Subscription packages go on sale to the general public on Monday, May 9, and will be available through Friday, September 17. Current subscribers will receive renewal packets in early May and may renew their series upon receipt of the packet. Tickets to individual events will go on sale to the general public on Monday, August 22 (via www.ums.org) and Wednesday, August 24 (in person and by phone). Not sure if you’re on our mailing list? Click here to update your mailing address to be sure you’ll receive a brochure.
An Evening with Ahmad Jamal
Ahmad Jamal, piano
James Cammack, bass
Herlin Riley, drums
Manolo Badrena, percussion
Saturday, September 17, 8 pm
“Ahmad Jamal is not just a living legend of jazz; he is one of the most inspired and inspiring artists in music today.” (AllAboutJazz.com) A key influence on Miles Davis and countless others, NEA Jazz Master Ahmad Jamal incorporates a unique sense of space in his music, and his musical concepts are exciting without being loud in volume. Born in Pittsburgh 80 years ago, Jamal is playing better than ever, with lifetime achievement awards feeling premature given his ongoing desire to push the genre forward.

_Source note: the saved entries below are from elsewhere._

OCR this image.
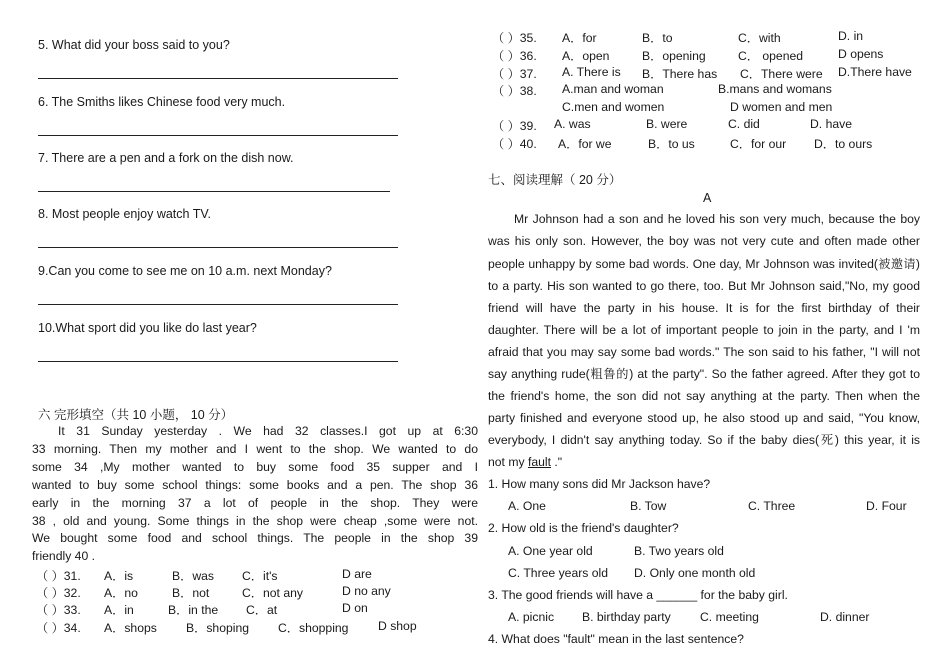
5. What did your boss said to you?
6. The Smiths likes Chinese food very much.
7. There are a pen and a fork on the dish now.
8. Most people enjoy watch TV.
9.Can you come to see me on 10 a.m. next Monday?
10.What sport did you like do last year?
六 完形填空（共 10 小题， 10 分）
It 31 Sunday yesterday . We had 32 classes.I got up at 6:30
33 morning. Then my mother and I went to the shop. We wanted to do
some 34 ,My mother wanted to buy some food 35 supper and I
wanted to buy some school things: some books and a pen. The shop 36
early in the morning 37 a lot of people in the shop. They were
38 , old and young. Some things in the shop were cheap ,some were not.
We bought some food and school things. The people in the shop 39
friendly 40 .
（ ）31. A．is	B．was C．it's	D are
（ ）32. A．no	B．not	C．not any	D no any
（ ）33. A．in	B．in the C．at	D on
（ ）34. A．shops B．shoping C．shopping D shop
（ ）35. A．for	B．to	C．with	D. in
（ ）36. A．open	B．opening	C． opened	D opens
（ ）37. A. There is B．There has C．There were D.There have
（ ）38. A.man and woman	B.mans and womans
C.men and women	D women and men
（ ）39. A. was	B. were	C. did	D. have
（ ）40. A．for we	B．to us	C．for our D．to ours
七、阅读理解（ 20 分）
A
Mr Johnson had a son and he loved his son very much, because the boy
was his only son. However, the boy was not very cute and often made other
people unhappy by some bad words. One day, Mr Johnson was invited(被邀请)
to a party. His son wanted to go there, too. But Mr Johnson said,"No, my good
friend will have the party in his house. It is for the first birthday of their
daughter. There will be a lot of important people to join in the party, and I 'm
afraid that you may say some bad words." The son said to his father, "I will not
say anything rude(粗鲁的) at the party". So the father agreed. After they got to
the friend's home, the son did not say anything at the party. Then when the
party finished and everyone stood up, he also stood up and said, "You know,
everybody, I didn't say anything today. So if the baby dies(死) this year, it is
not my fault ."
1. How many sons did Mr Jackson have?
A. One	B. Tow	C. Three	D. Four
2. How old is the friend's daughter?
A. One year old	B. Two years old
C. Three years old D. Only one month old
3. The good friends will have a ______ for the baby girl.
A. picnic B. birthday party C. meeting	D. dinner
4. What does "fault" mean in the last sentence?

A Night in Treme: The Musical Majesty of New Orleans
Rebirth Brass Band with special guests from New Orleans
Friday, November 11, 8 pm
The Treme (pronounced truh-MAY) neighborhood of New Orleans has been a source of African-American music and culture for as long as cooks in the Crescent City have been serving red beans and rice on Monday nights. Birthplace of the great New Orleans brass band tradition and one of the first black neighborhoods in America, Treme is the heartbeat of New Orleans and the home to Congo Square. In conjunction with the airing of the second season of the HBO series, which follows a variety of New Orleanians as they try to rebuild their lives in the aftermath of 2005’s Hurricane Katrina, this concert features the legendary Rebirth Brass Band, known for combining traditional New Orleans brass band music, including the New Orleans tradition of second line with funk, jazz, soul, and hip-hop influences.
Jazz at Lincoln Center Orchestra with Wynton Marsalis
Wynton Marsalis, artistic director and trumpet
Wednesday, February 22, 7:30 pm
The February 2010 snowstorm was about the only thing that could keep Wynton Marsalis and the Jazz at Lincoln Center Orchestra away from Ann Arbor! Despite one of the most aggressive touring schedules in the business, JLCO makes each concert fresh, drawing in audiences who are continually energized and amazed by the group’s depth of outrageous talent.
Charles Lloyd Quartet
Charles Lloyd, tenor saxophone and flute
Jason Moran, piano
Reuben Rogers, bass
Eric Harland, drums
Saturday, April 14, 8 pm
Forty years ago, saxophonist Charles Lloyd was a pop star; his 1966 album, Forest Flower, sold a million copies. Four years ago, at 69, when most individuals are thinking of ways to slow down and kick back, Charles Lloyd shifted to a higher gear and formed a new quartet. Lloyd has always led exceptional bands, and this is perhaps the best. With 2010 MacArthur Fellow Jason Moran on piano, Reuben Rogers on bass, and Eric Harland on drums, the Quartet’s concerts are events of pristine beauty and elegance, full of intensely felt emotion and passion that touches deep inside the heart.